Exercise 10: Setting up & querying Google BigQuery
- Start by setting up accounts on Google BigQuery and Google Cloud Storage.
- Normally you just need a Google Account and setup up a paying scheme.
- Before you analyzed the dataset containing the tweets coded according to sentiment. Read about this dataset here: https://www.kaggle.com/kazanova/sentiment140.
- Upload this dataset, i.e. the corresponding .csv file (“tweets-sentiment140.csv”) to your Google Cloud storage: https://console.cloud.google.com/
- First create a project called “my-big-data-analyis”.
- Second create a cloud storage bucket called ‘my-big-data-bucket’ (options: ‘Regional’, Location: ‘europe-west-1’).
- Upload the data file “tweets-sentiment140.csv” to the bucket ‘my-big-data-bucket’.
- Then go to Tools -> Big Query on the left and add the data (see “+ ADD DATA”).
- When adding choose ‘my-big-data-analysis’ and pin the project. Then click on “CREATE DATASET” (see here). And name it “tweets_sentiment”.
- Then add a table in the dataset, taking the table from your cloud storage.
- Choose “Create table from: Google cloud storage”.

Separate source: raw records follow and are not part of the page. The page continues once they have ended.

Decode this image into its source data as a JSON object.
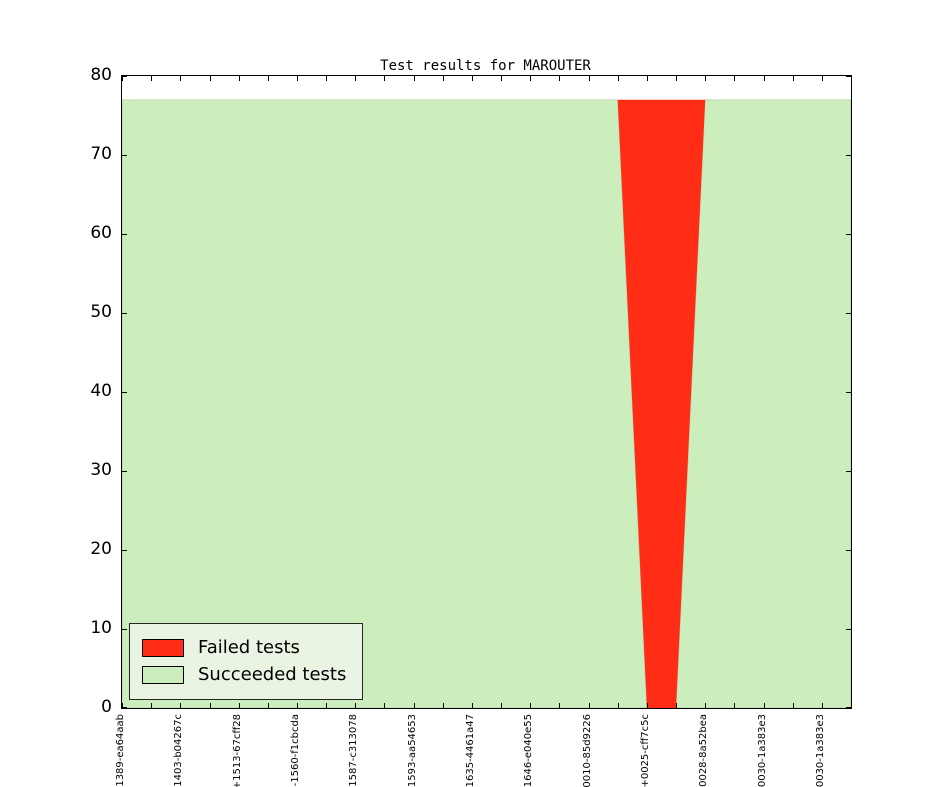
{
  "chart_data": {
    "type": "area",
    "variant": "stacked",
    "title": "Test results for MAROUTER",
    "xlabel": "",
    "ylabel": "",
    "ylim": [
      0,
      80
    ],
    "yticks": [
      0,
      10,
      20,
      30,
      40,
      50,
      60,
      70,
      80
    ],
    "n_points": 26,
    "x_tick_label_every": 2,
    "grid": false,
    "legend_position": "lower-left",
    "total_tests_per_run": 77,
    "categories": [
      "1389-ea64aab",
      "1403-b04267c",
      "+1513-67cff28",
      "-1560-f1cbcda",
      "1587-c313078",
      "1593-aa54653",
      "1635-4461a47",
      "1646-e040e55",
      "0010-85d9226",
      "+0025-cff7c5c",
      "0028-8a52bea",
      "0030-1a383e3",
      "0030-1a383e3"
    ],
    "series": [
      {
        "id": "succeeded",
        "name": "Succeeded tests",
        "color": "#ccedbc",
        "values": [
          77,
          77,
          77,
          77,
          77,
          77,
          77,
          77,
          77,
          77,
          77,
          77,
          77,
          77,
          77,
          77,
          77,
          77,
          0,
          0,
          77,
          77,
          77,
          77,
          77,
          77
        ]
      },
      {
        "id": "failed",
        "name": "Failed tests",
        "color": "#ff2d16",
        "values": [
          0,
          0,
          0,
          0,
          0,
          0,
          0,
          0,
          0,
          0,
          0,
          0,
          0,
          0,
          0,
          0,
          0,
          0,
          77,
          77,
          0,
          0,
          0,
          0,
          0,
          0
        ]
      }
    ],
    "stacking_order": "bottom-to-top",
    "legend": {
      "entries": [
        {
          "label": "Failed tests",
          "color": "#ff2d16"
        },
        {
          "label": "Succeeded tests",
          "color": "#ccedbc"
        }
      ]
    }
  }
}
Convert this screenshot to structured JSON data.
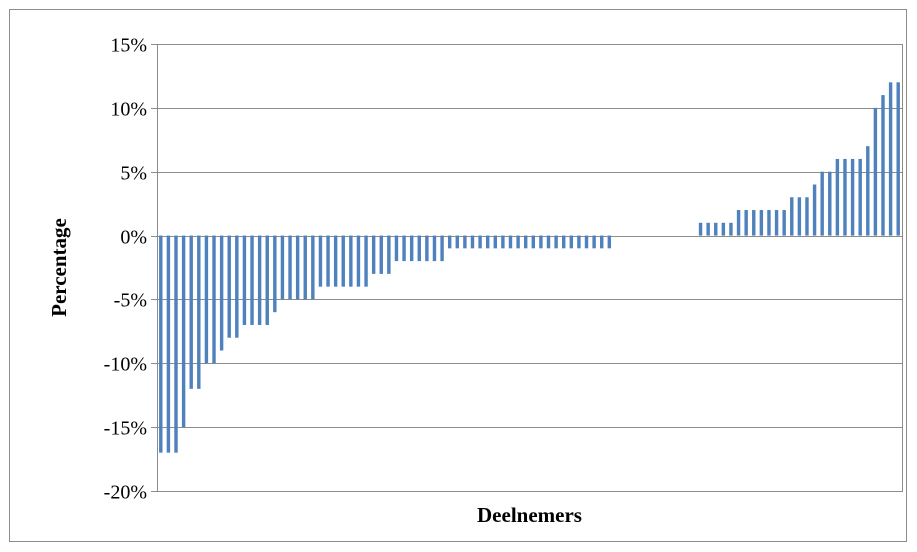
{
  "chart_data": {
    "type": "bar",
    "xlabel": "Deelnemers",
    "ylabel": "Percentage",
    "ylim": [
      -20,
      15
    ],
    "yticks": [
      15,
      10,
      5,
      0,
      -5,
      -10,
      -15,
      -20
    ],
    "ytick_labels": [
      "15%",
      "10%",
      "5%",
      "0%",
      "-5%",
      "-10%",
      "-15%",
      "-20%"
    ],
    "grid": true,
    "legend": "none",
    "bar_color": "#4f81bd",
    "values": [
      -17,
      -17,
      -17,
      -15,
      -12,
      -12,
      -10,
      -10,
      -9,
      -8,
      -8,
      -7,
      -7,
      -7,
      -7,
      -6,
      -5,
      -5,
      -5,
      -5,
      -5,
      -4,
      -4,
      -4,
      -4,
      -4,
      -4,
      -4,
      -3,
      -3,
      -3,
      -2,
      -2,
      -2,
      -2,
      -2,
      -2,
      -2,
      -1,
      -1,
      -1,
      -1,
      -1,
      -1,
      -1,
      -1,
      -1,
      -1,
      -1,
      -1,
      -1,
      -1,
      -1,
      -1,
      -1,
      -1,
      -1,
      -1,
      -1,
      -1,
      0,
      0,
      0,
      0,
      0,
      0,
      0,
      0,
      0,
      0,
      0,
      1,
      1,
      1,
      1,
      1,
      2,
      2,
      2,
      2,
      2,
      2,
      2,
      3,
      3,
      3,
      4,
      5,
      5,
      6,
      6,
      6,
      6,
      7,
      10,
      11,
      12,
      12
    ]
  }
}
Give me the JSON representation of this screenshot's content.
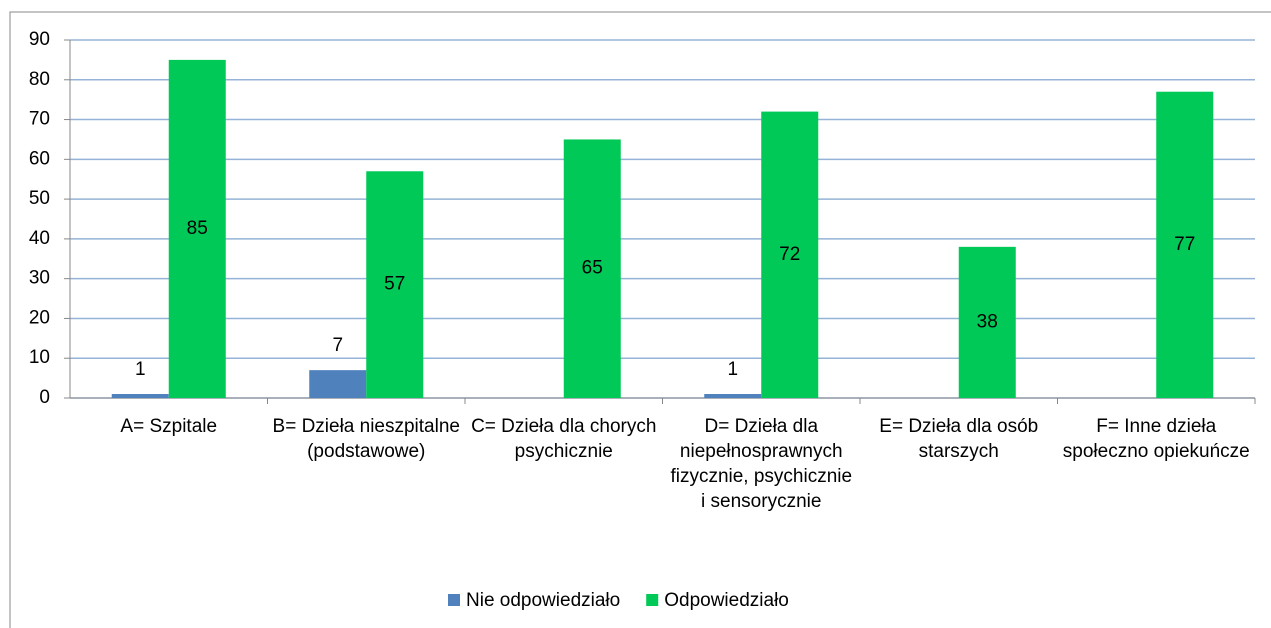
{
  "chart_data": {
    "type": "bar",
    "categories": [
      "A= Szpitale",
      "B= Dzieła nieszpitalne (podstawowe)",
      "C= Dzieła dla chorych psychicznie",
      "D= Dzieła dla niepełnosprawnych fizycznie, psychicznie i sensorycznie",
      "E= Dzieła dla osób starszych",
      "F= Inne dzieła społeczno opiekuńcze"
    ],
    "series": [
      {
        "name": "Nie odpowiedziało",
        "color": "#4f81bd",
        "values": [
          1,
          7,
          null,
          1,
          null,
          null
        ]
      },
      {
        "name": "Odpowiedziało",
        "color": "#00c957",
        "values": [
          85,
          57,
          65,
          72,
          38,
          77
        ]
      }
    ],
    "ylim": [
      0,
      90
    ],
    "yticks": [
      0,
      10,
      20,
      30,
      40,
      50,
      60,
      70,
      80,
      90
    ],
    "grid": true,
    "legend": "bottom"
  }
}
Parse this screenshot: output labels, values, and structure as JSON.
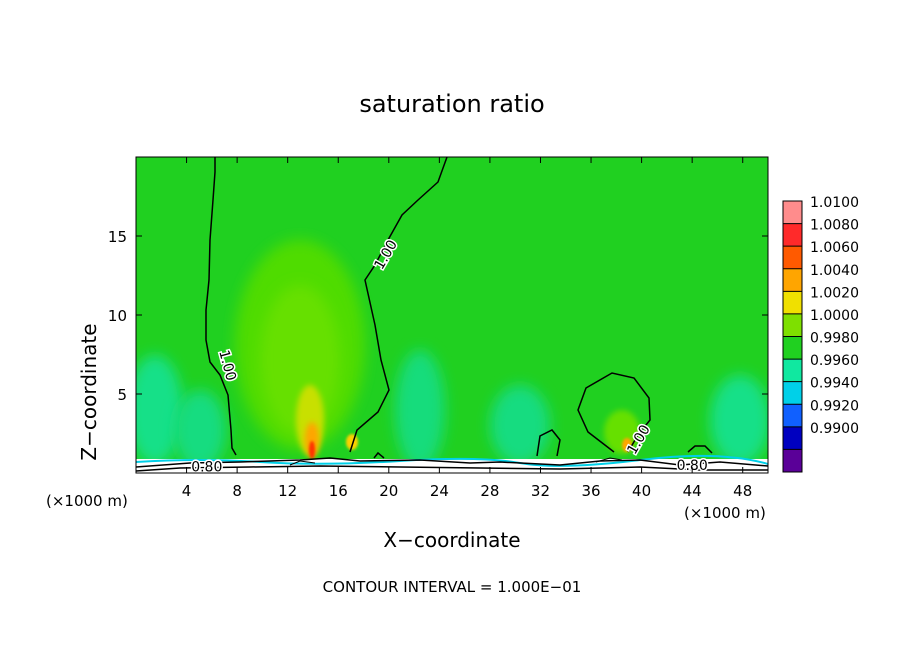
{
  "chart_data": {
    "type": "heatmap",
    "title": "saturation ratio",
    "xlabel": "X−coordinate",
    "ylabel": "Z−coordinate",
    "x_unit_left": "(×1000 m)",
    "x_unit_right": "(×1000 m)",
    "xlim": [
      0,
      50
    ],
    "ylim": [
      0,
      20
    ],
    "x_ticks": [
      4,
      8,
      12,
      16,
      20,
      24,
      28,
      32,
      36,
      40,
      44,
      48
    ],
    "y_ticks": [
      5,
      10,
      15
    ],
    "footer": "CONTOUR INTERVAL = 1.000E−01",
    "colorbar": {
      "levels": [
        "1.0100",
        "1.0080",
        "1.0060",
        "1.0040",
        "1.0020",
        "1.0000",
        "0.9980",
        "0.9960",
        "0.9940",
        "0.9920",
        "0.9900"
      ],
      "colors": [
        "#ff8c8c",
        "#ff2a2a",
        "#ff5a00",
        "#ffa500",
        "#f0e000",
        "#7ee000",
        "#20d020",
        "#10e8a0",
        "#00d0e8",
        "#1060ff",
        "#0000c0",
        "#5a0098"
      ]
    },
    "contour_labels": [
      {
        "text": "1.00",
        "x": 19.8,
        "y": 13.8,
        "angle": -60
      },
      {
        "text": "1.00",
        "x": 7.2,
        "y": 6.8,
        "angle": 75
      },
      {
        "text": "1.00",
        "x": 39.8,
        "y": 2.1,
        "angle": -60
      },
      {
        "text": "0.80",
        "x": 5.6,
        "y": 0.35,
        "angle": 0
      },
      {
        "text": "0.80",
        "x": 44.0,
        "y": 0.45,
        "angle": 0
      }
    ],
    "background_color": "#20d020"
  }
}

- Browse to your bucket and choose the “tweets-sentiment140.csv” file.
- Choose “File format csv”
- Write in table name “table_tweets”.
- Choose auto detect schema.
- Click “Create table” (it will take some time).
- Now access your stored data remotely and run different requests. (Tip:
SELECT * FROM [my-big-data-analyis.tweets_sentiment.table_tweets]
)
- How many rows are there in the table “table_tweets”?
- How many rows are there if you group by the first column/the sentiment score?
- Pull out a random sample of 100 rows and calculate the mean sentiment score. Compare that to the mean sentiment score of a random sample of 5000 rows.
- Aggregate/group by username, calculate the average sentiment per username and order the table as to see which are the 20 users with the worst average score across their tweets.
- Pull out a random sample of 50000 rows and store them locally in a .csv file.